Discussion in 'Electronics Resources' started by doug3460, Dec 21, 2008.

  1. doug3460

    Thread Starter Active Member

    Oct 19, 2008
    87
    0
    Is there an internet source for finding a PDF or equivalent manual for this PS circa 1994 (my best guess)

    I purchased a MIL Surplus Lambda Standard Power System. It has x2 LNS-Z-5-OV & x2 LNS-Y-15 supplies. It works nicely, however, I am clueless about the the Fault set-up, all the connections on the back (besides the obvious ones), etc..

    I have searched the net for a day trying to find an operator's manual, but have had no success except possibly one on ebay, but it doesn't specify which system it's for, so that's no help.

    Any suggestions or instructions would be appreciated. As always, thanks for your time.
     
  2. beenthere

    Retired Moderator

    Apr 20, 2004
    15,815
    282
    I got quite a few hits with Google - "lambda power supply manual". You might find yours.
     
  3. SgtWookie

    Expert

    Jul 17, 2007
    22,182
    1,728
    Try here:
    http://www.lambdapower.com/products/legacy_products.htm
    If no results, call 1-800-LAMBDA-4 for assistance.
    [eta]
    I have an old Lambda LDS-P-03 I picked up as surplus for $30. 0-32VDC @ 2.7A. It's a great old linear supply. They originally sold for around $600. I swapped out the original internal Vadjust pot with a 20k Bourns 10-turn "knobpot", and added banana jacks for the +V, -V, and external sense lines, along with an internal power switch and fuseholder. The hands on the knobpot's dial indicate volts and 10s of volts within 250mV over the full range, which now extends to 50+vdc.
     
    Last edited: Dec 22, 2008
  4. doug3460

    Thread Starter Active Member

    Oct 19, 2008
    87
    0
    Thank you Beenthere & Sgt Wookie for the replies.

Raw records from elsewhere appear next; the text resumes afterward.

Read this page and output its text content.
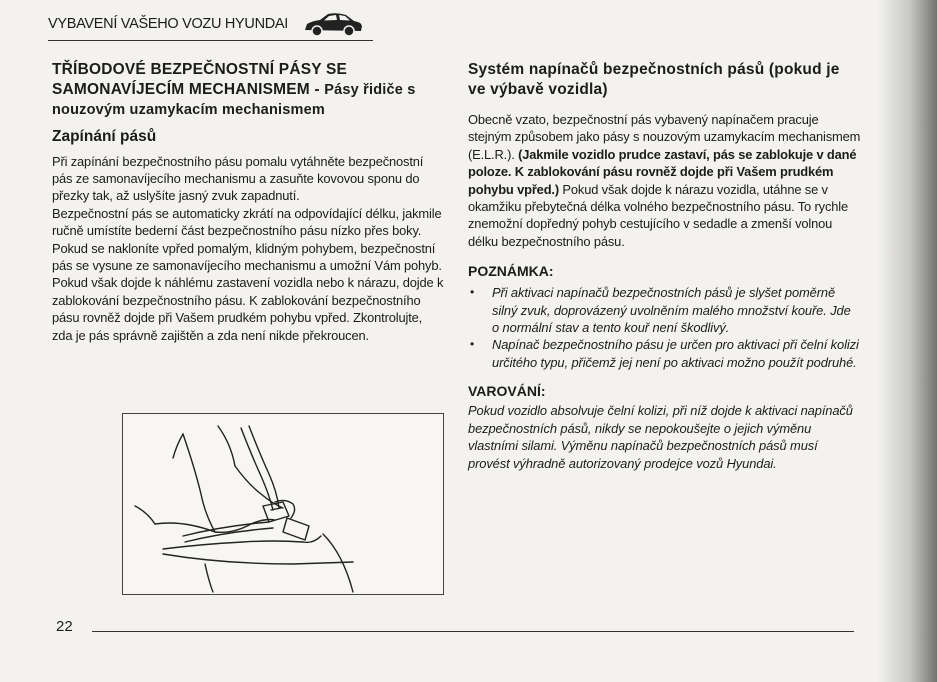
VYBAVENÍ VAŠEHO VOZU HYUNDAI
TŘÍBODOVÉ BEZPEČNOSTNÍ PÁSY SE SAMONAVÍJECÍM MECHANISMEM - Pásy řidiče s nouzovým uzamykacím mechanismem
Zapínání pásů

Při zapínání bezpečnostního pásu pomalu vytáhněte bezpečnostní pás ze samonavíjecího mechanismu a zasuňte kovovou sponu do přezky tak, až uslyšíte jasný zvuk zapadnutí.

Bezpečnostní pás se automaticky zkrátí na odpovídající délku, jakmile ručně umístíte bederní část bezpečnostního pásu nízko přes boky. Pokud se nakloníte vpřed pomalým, klidným pohybem, bezpečnostní pás se vysune ze samonavíjecího mechanismu a umožní Vám pohyb. Pokud však dojde k náhlému zastavení vozidla nebo k nárazu, dojde k zablokování bezpečnostního pásu. K zablokování bezpečnostního pásu rovněž dojde při Vašem prudkém pohybu vpřed. Zkontrolujte, zda je pás správně zajištěn a zda není nikde překroucen.

Systém napínačů bezpečnostních pásů (pokud je ve výbavě vozidla)

Obecně vzato, bezpečnostní pás vybavený napínačem pracuje stejným způsobem jako pásy s nouzovým uzamykacím mechanismem (E.L.R.). (Jakmile vozidlo prudce zastaví, pás se zablokuje v dané poloze. K zablokování pásu rovněž dojde při Vašem prudkém pohybu vpřed.) Pokud však dojde k nárazu vozidla, utáhne se v okamžiku přebytečná délka volného bezpečnostního pásu. To rychle znemožní dopředný pohyb cestujícího v sedadle a zmenší volnou délku bezpečnostního pásu.

POZNÁMKA:
• Při aktivaci napínačů bezpečnostních pásů je slyšet poměrně silný zvuk, doprovázený uvolněním malého množství kouře. Jde o normální stav a tento kouř není škodlivý.
• Napínač bezpečnostního pásu je určen pro aktivaci při čelní kolizi určitého typu, přičemž jej není po aktivaci možno použít podruhé.
VAROVÁNÍ:

Pokud vozidlo absolvuje čelní kolizi, při níž dojde k aktivaci napínačů bezpečnostních pásů, nikdy se nepokoušejte o jejich výměnu vlastními silami. Výměnu napínačů bezpečnostních pásů musí provést výhradně autorizovaný prodejce vozů Hyundai.

22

    I had searched most of those sites from Google & Lambda (which is how I figured out what units were in the case, the name "standard power supply" & approximate era it was assembled). However, the search this time led me to the pictures I've attached.

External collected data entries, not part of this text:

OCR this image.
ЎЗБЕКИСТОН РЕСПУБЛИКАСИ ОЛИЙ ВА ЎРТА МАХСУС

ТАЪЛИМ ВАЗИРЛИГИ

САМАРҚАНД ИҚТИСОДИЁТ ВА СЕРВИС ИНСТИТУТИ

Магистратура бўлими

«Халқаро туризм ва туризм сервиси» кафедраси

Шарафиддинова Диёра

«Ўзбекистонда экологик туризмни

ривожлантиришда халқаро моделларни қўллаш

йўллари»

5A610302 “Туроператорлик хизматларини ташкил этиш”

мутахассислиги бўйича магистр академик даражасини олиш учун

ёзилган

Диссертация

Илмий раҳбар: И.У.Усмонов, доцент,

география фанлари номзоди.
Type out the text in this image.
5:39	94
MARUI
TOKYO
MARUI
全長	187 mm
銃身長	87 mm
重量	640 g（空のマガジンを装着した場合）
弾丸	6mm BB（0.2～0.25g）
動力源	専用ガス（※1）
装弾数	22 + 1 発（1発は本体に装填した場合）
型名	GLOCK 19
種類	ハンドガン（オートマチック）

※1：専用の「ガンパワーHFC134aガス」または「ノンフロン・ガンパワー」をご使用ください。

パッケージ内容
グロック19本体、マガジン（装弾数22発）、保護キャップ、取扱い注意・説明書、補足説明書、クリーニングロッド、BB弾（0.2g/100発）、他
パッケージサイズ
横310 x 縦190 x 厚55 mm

    My supply is very similar to what's shown, except of course I have 4 PS, two at 5V ±5% & two at 15V ±5%.

    My supply back is different in that I have two output panels & only one "man killer" power hook up. But the output panel shown emulates mine - each panel has 2 +V/-V posts and the (I think) remote sensor hook-ups (the white terminals at the top).

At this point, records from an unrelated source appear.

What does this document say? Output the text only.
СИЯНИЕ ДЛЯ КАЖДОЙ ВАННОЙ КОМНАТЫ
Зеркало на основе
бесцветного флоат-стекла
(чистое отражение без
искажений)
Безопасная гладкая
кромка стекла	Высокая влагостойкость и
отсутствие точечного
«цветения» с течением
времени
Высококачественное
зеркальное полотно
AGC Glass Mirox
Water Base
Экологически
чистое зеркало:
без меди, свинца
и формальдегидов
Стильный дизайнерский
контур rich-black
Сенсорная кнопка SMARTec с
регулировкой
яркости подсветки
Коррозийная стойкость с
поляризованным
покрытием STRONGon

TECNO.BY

    I will write Lambda & see if they can help me track down a user's manual.

    OT: Sgt Wookie - the modifications you mentioned interest me. I was going to just run hook-up wires off the +V/-V terminals to binder posts in a dummy panel for my banana plugs. Since the PS is for breadboard work primarily below 15V, I was thinking I could just add some voltage limiting circuit to get down to 13.8V (i.e., something w/ a 317IC).

    Should I consider replacing the voltage adjusters on the front panel of the PS a knob as you've done? I have read/heard that this linear supply is a very nice one & was pretty expensive in it's day (btw, got mine for $30 too) - I'd hate to goof it up.
     
  5. SgtWookie

    Expert

    Jul 17, 2007
    22,182
    1,728
    Well, an LM317 has a minimum 1.7v dropout; therefore if your Vin is 15, the most you could get out of an LM317 would be 13.3v. There are "low dropout" regulators on the market nowadays, some have a much lower dropout than others; down to 0.4v. The thing with linear regulators is, that for a given output current, the power dissipation in the regulator increases as your output voltage decreases.
    P = I(Vin-Vout), or Power Dissipation in Watts = Current in Amperes times (Voltage In - Voltage Out)
    Adding an external regulator can be done, but your output regulation & stability will then be dependent upon your external regulator design.

    My supply was kind of a special case. It was designed as a variable power supply, but the Vadj was a pot inside the case with a screwdriver slot, and no voltmeter. Adding a precision knobpot gave me considerably finer voltage adjustment capability (10 turns vs 3/4 turn), along with a direct mechanical readout that corresponds remarkably closely to the actual Vout. Besides, I need no tools to adjust the voltage anymore.

    There is always a risk that you'll damage something if you open it up. My supply is quite a bit more simple than yours is, and I have a goodly number of years tinkering with these kinds of things. You'll have to carefully consider the possible benefits vs risks.

    I suggest that you put off any internal modifications for the present time.